As the recession of 2008 dragged on, frugality came into vogue, and many commentators believed a new and lasting way of life had begun. The savings rate went up, people held onto their cars longer, and second hand stores became all the rage.
In 2010, 63 percent of people said the recession had “forever changed” the way they spend and save, according to a Citigroup survey.
Just one year later, the savings rate took a southward turn, credit card debt started picking up again, and parking spaces at the mall became hard to find. When Citigroup re-ran its survey, the percentage of people who said the recession had “forever changed” the way they spend and save fell to just 52 percent.
Apparently “forever” isn’t quite as long as it used to be.
It happens a lot. Economic times get tough and people tighten the belt. Things get better and they spend more. When gas prices are low, SUVs fly off car dealer lots. When the price goes up, small cars gain popularity. I call it “binge/purge” money management.
In part, I blame the word “frugality.”
What’s wrong with frugality?
To be sure, I know there are many people who think of themselves as frugal, and for them, it’s a good thing. They simply hate to waste money. They’re not living by some temporary set of rules brought on by economic tough times. Frugality is a worldview that shapes their use of money in very positive ways.
However, with apologies to those who do frugal well, I’ve never cared for the term. For me, it’s always conjured up images of refusing to tip any more than 15 percent, dogmatically avoiding coffee shops as if spending a couple of bucks on a good cup of coffee is immoral, and generally living a Scrooge-like existence. Okay, I’m exaggerating, but not by much.

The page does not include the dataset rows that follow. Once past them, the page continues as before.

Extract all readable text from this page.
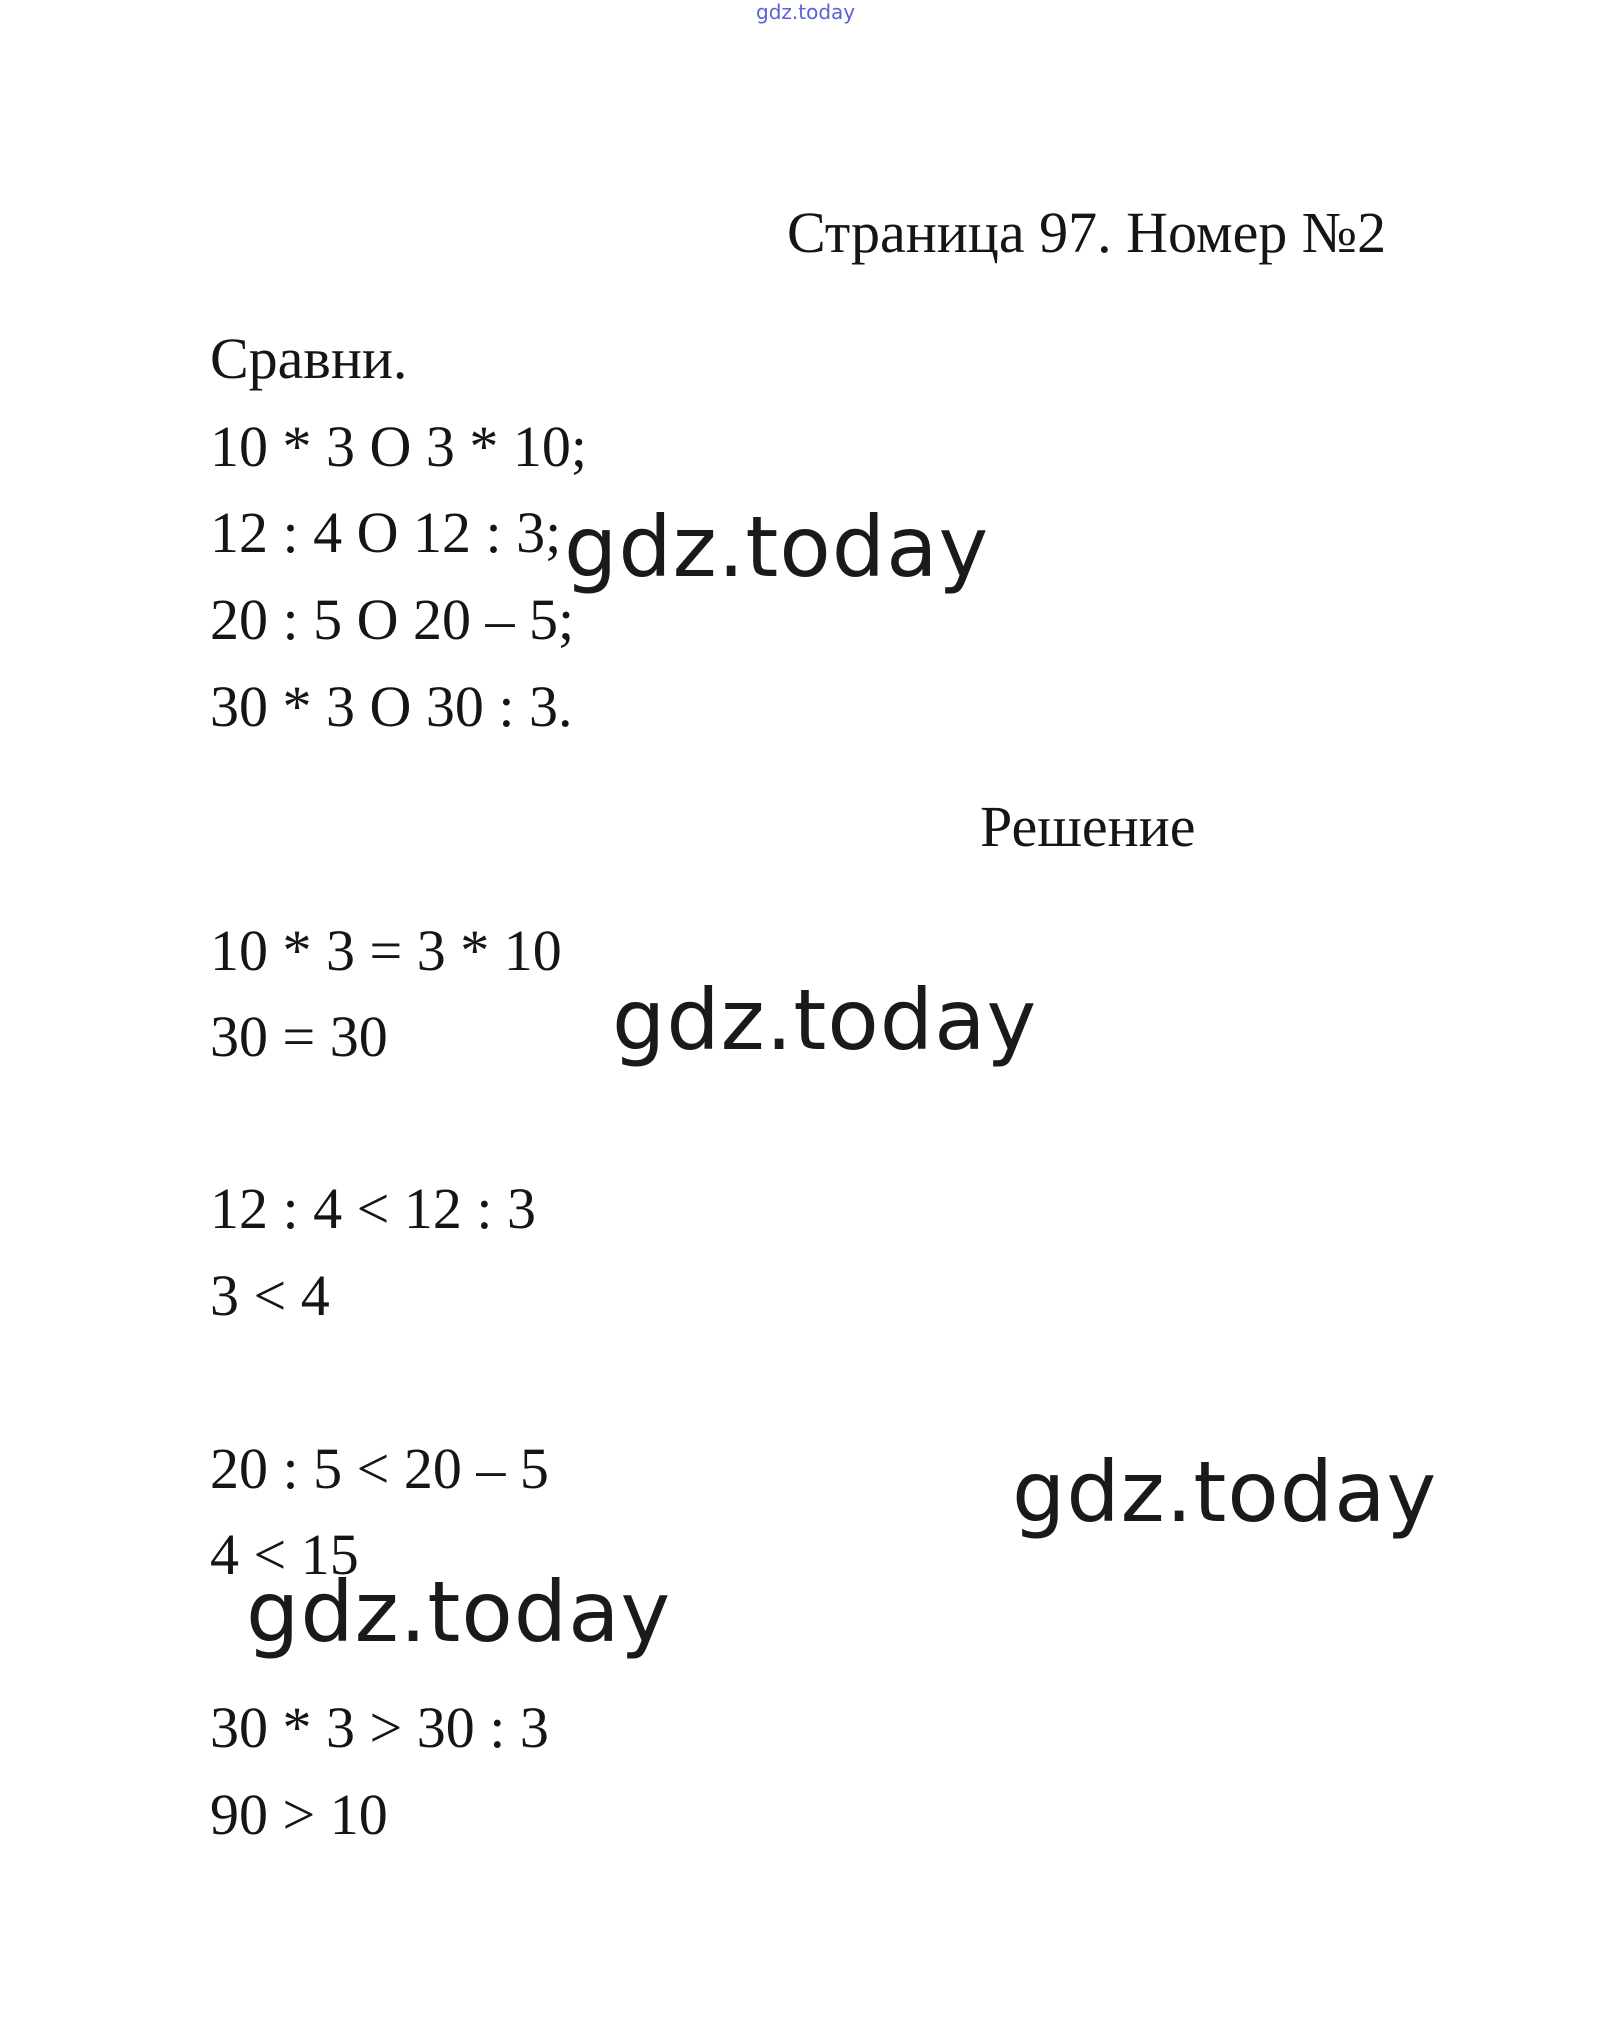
gdz.today
Страница 97. Номер №2
Сравни.
10 * 3 O 3 * 10;
12 : 4 O 12 : 3;
20 : 5 O 20 – 5;
30 * 3 O 30 : 3.
Решение
10 * 3 = 3 * 10
30 = 30
12 : 4 < 12 : 3
3 < 4
20 : 5 < 20 – 5
4 < 15
30 * 3 > 30 : 3
90 > 10
gdz.today
gdz.today
gdz.today
gdz.today
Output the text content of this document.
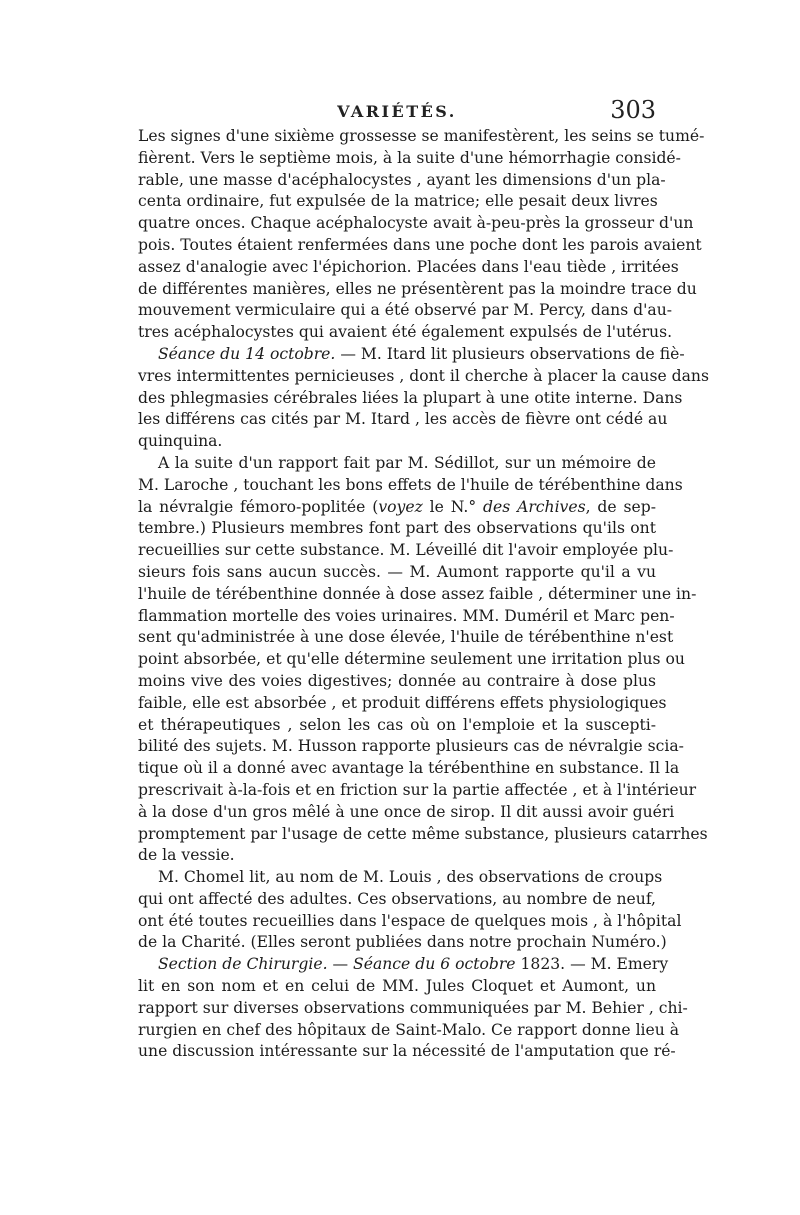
VARIÉTÉS.	303
Les signes d'une sixième grossesse se manifestèrent, les seins se tumé-
fièrent. Vers le septième mois, à la suite d'une hémorrhagie considé-
rable, une masse d'acéphalocystes , ayant les dimensions d'un pla-
centa ordinaire, fut expulsée de la matrice; elle pesait deux livres
quatre onces. Chaque acéphalocyste avait à-peu-près la grosseur d'un
pois. Toutes étaient renfermées dans une poche dont les parois avaient
assez d'analogie avec l'épichorion. Placées dans l'eau tiède , irritées
de différentes manières, elles ne présentèrent pas la moindre trace du
mouvement vermiculaire qui a été observé par M. Percy, dans d'au-
tres acéphalocystes qui avaient été également expulsés de l'utérus.
Séance du 14 octobre. — M. Itard lit plusieurs observations de fiè-
vres intermittentes pernicieuses , dont il cherche à placer la cause dans
des phlegmasies cérébrales liées la plupart à une otite interne. Dans
les différens cas cités par M. Itard , les accès de fièvre ont cédé au
quinquina.
A la suite d'un rapport fait par M. Sédillot, sur un mémoire de
M. Laroche , touchant les bons effets de l'huile de térébenthine dans
la névralgie fémoro-poplitée (voyez le N.° des Archives, de sep-
tembre.) Plusieurs membres font part des observations qu'ils ont
recueillies sur cette substance. M. Léveillé dit l'avoir employée plu-
sieurs fois sans aucun succès. — M. Aumont rapporte qu'il a vu
l'huile de térébenthine donnée à dose assez faible , déterminer une in-
flammation mortelle des voies urinaires. MM. Duméril et Marc pen-
sent qu'administrée à une dose élevée, l'huile de térébenthine n'est
point absorbée, et qu'elle détermine seulement une irritation plus ou
moins vive des voies digestives; donnée au contraire à dose plus
faible, elle est absorbée , et produit différens effets physiologiques
et thérapeutiques , selon les cas où on l'emploie et la suscepti-
bilité des sujets. M. Husson rapporte plusieurs cas de névralgie scia-
tique où il a donné avec avantage la térébenthine en substance. Il la
prescrivait à-la-fois et en friction sur la partie affectée , et à l'intérieur
à la dose d'un gros mêlé à une once de sirop. Il dit aussi avoir guéri
promptement par l'usage de cette même substance, plusieurs catarrhes
de la vessie.
M. Chomel lit, au nom de M. Louis , des observations de croups
qui ont affecté des adultes. Ces observations, au nombre de neuf,
ont été toutes recueillies dans l'espace de quelques mois , à l'hôpital
de la Charité. (Elles seront publiées dans notre prochain Numéro.)
Section de Chirurgie. — Séance du 6 octobre 1823. — M. Emery
lit en son nom et en celui de MM. Jules Cloquet et Aumont, un
rapport sur diverses observations communiquées par M. Behier , chi-
rurgien en chef des hôpitaux de Saint-Malo. Ce rapport donne lieu à
une discussion intéressante sur la nécessité de l'amputation que ré-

Mostly, I’ve thought of frugality as not much fun, where the overarching principle is to spend as little as possible. That, I believe, is one of the main reasons we see such a rapid shift away from saving and toward spending when economic tough times turn into economic good times. People just don’t like being frugal. They’ll do it while they have to, but not a moment longer.
A better financial path begins with a better term, and the one I prefer is “money-smart.” Money-smart people:
- Use a cash flow plan
- Give generously
- Get their biggest spending decision right, keeping their monthly housing costs to no more than 25 percent of gross income—preferably no more than 20 percent
- Avoid all other debt
- Build and maintain an emergency fund stocked with at least six months worth of living expenses
- Invest 10-15 percent of monthly gross income for their later years
- Know how to get great stuff at great prices, all the while realizing that the best option may not actually be the least expensive option
- Are really good at making trade-offs, happily choosing to spend less in one category in order to spend more on something else that’s more important to them
And they do these things all the time, not just in response to a financial crisis. If everyone took these steps, what a difference it would make!
A money plan for all types of economic weather
We can’t control the economy, but we can control our personal finances. By following the approach I just described at all times, there will be no need to make major changes when times turn bad.
To my frugal friends – those who wear the word well – carry on. But for everyone who’s ever grit their teeth through a season of forced frugality, let’s put an end to all the financial binging and purging. Let’s re-brand ourselves as money-smart and get on a more sustainable and enjoyable path toward financial success.